La pregunta que nadie hace
¿Cuánto más estamos dispuestos a soportar? Cada imagen horripilante, cada titular desgarrador debería ser un llamado a la acción. Y sin embargo, seguimos inmóviles, como si no tuviéramos responsabilidad alguna en el caos que nos rodea.
La verdadera pregunta no es por qué ocurren estos actos atroces, sino por qué permitimos que sucedan. ¿Dónde está la rabia que debería exigir justicia? ¿Dónde están las voces que deberían clamar por un cambio radical en la forma en que entendemos y gestionamos nuestra humanidad? En México y en Nueva York, ejemplo aspiracional para el tercer mundo.

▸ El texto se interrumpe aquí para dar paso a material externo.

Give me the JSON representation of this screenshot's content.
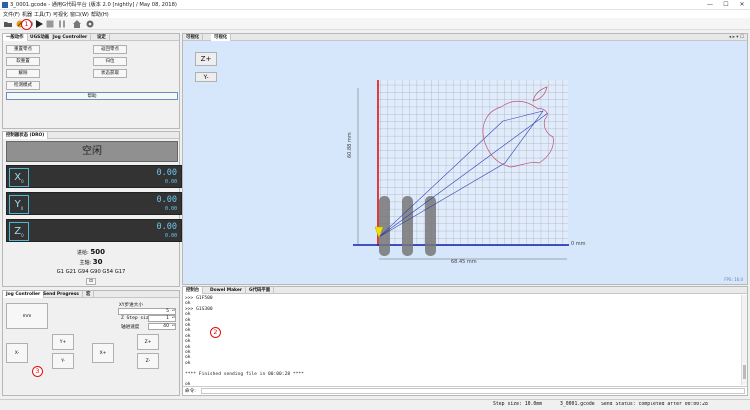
{
  "window": {
    "title": "3_0001.gcode - 通用G代码平台 (版本 2.0 [nightly] / May 08, 2018)",
    "controls": [
      "—",
      "☐",
      "✕"
    ]
  },
  "menu": [
    "文件(F)",
    "机器",
    "工具(T)",
    "可视化",
    "窗口(W)",
    "帮助(H)"
  ],
  "panels": {
    "left_top": {
      "tabs": [
        "一般动作",
        "UGS动画",
        "Jog Controller",
        "设定"
      ],
      "buttons": [
        "重置零点",
        "返回零点",
        "软重置",
        "归位",
        "解除",
        "状态获取",
        "检测模式"
      ],
      "help_label": "帮助"
    },
    "dro": {
      "tab": "控制器状态 (DRO)",
      "state_text": "空闲",
      "axes": [
        {
          "label": "X",
          "sub": "0",
          "value": "0.00",
          "work": "0.00"
        },
        {
          "label": "Y",
          "sub": "0",
          "value": "0.00",
          "work": "0.00"
        },
        {
          "label": "Z",
          "sub": "0",
          "value": "0.00",
          "work": "0.00"
        }
      ],
      "feed_label": "进给:",
      "feed_value": "500",
      "spindle_label": "主轴:",
      "spindle_value": "30",
      "gcode_state": "G1 G21 G94 G90 G54 G17",
      "mini_btn": "⊡"
    },
    "jog": {
      "tabs": [
        "Jog Controller",
        "Send Progress",
        "宏"
      ],
      "xy_step_label": "XY步进大小",
      "xy_step_value": "5",
      "z_step_label": "Z Step size:",
      "z_step_value": "1",
      "feed_label": "轴进速度",
      "feed_value": "40",
      "mm_label": "mm",
      "buttons": {
        "y_plus": "Y+",
        "y_minus": "Y-",
        "x_minus": "X-",
        "x_plus": "X+",
        "z_plus": "Z+",
        "z_minus": "Z-"
      }
    },
    "visualizer": {
      "tabs": [
        "可视化",
        "可视化"
      ],
      "nav_arrows": "◂ ▸ ▾ ☐",
      "z_plus": "Z+",
      "y_minus": "Y-",
      "width_label": "68.45 mm",
      "height_label": "60.88 mm",
      "zero_label": "0 mm",
      "fps": "FPS: 16.0"
    },
    "console": {
      "tabs": [
        "控制台",
        "Dowel Maker",
        "G代码平面"
      ],
      "lines": [
        ">>> G1F500",
        "ok",
        ">>> G1S300",
        "ok",
        "ok",
        "ok",
        "ok",
        "ok",
        "ok",
        "ok",
        "ok",
        "ok",
        "ok",
        "",
        "**** Finished sending file in 00:00:28 ****",
        "",
        "ok"
      ],
      "command_label": "命令:"
    }
  },
  "status": {
    "step_size": "Step size: 10.0mm",
    "file": "3_0001.gcode",
    "send_status": "Send Status: completed after 00:00:28"
  },
  "markers": [
    "1",
    "2",
    "3"
  ],
  "colors": {
    "accent": "#4fb6d6",
    "dro_bg": "#333333",
    "visualizer_bg": "#d6e6fb",
    "marker": "#dd1111"
  }
}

Si seguimos durmiendo, la deshumanización no será solo una realidad; será nuestro legado. Un legado de indiferencia, de miedo, de sociedades rotas donde la vida, cualquier vida, no vale más que una nota al pie de página en el diario de la tragedia global.
Y para Donald Trump, lo sucedido en la Gran Manzana será, sin duda, el pretexto perfecto para las deportaciones masivas.
Dios nos agarre confesados.
Y después del drama, un deseo de corazón.
Espero que disfrutes mucho tus vacaciones y que estas fiestas estén llenas de alegría y buenos momentos para ti y tus seres queridos. Que el próximo año te traiga éxito, salud y felicidad. Nos leemos en la segunda semana de enero. Un fuerte y cálido abrazo.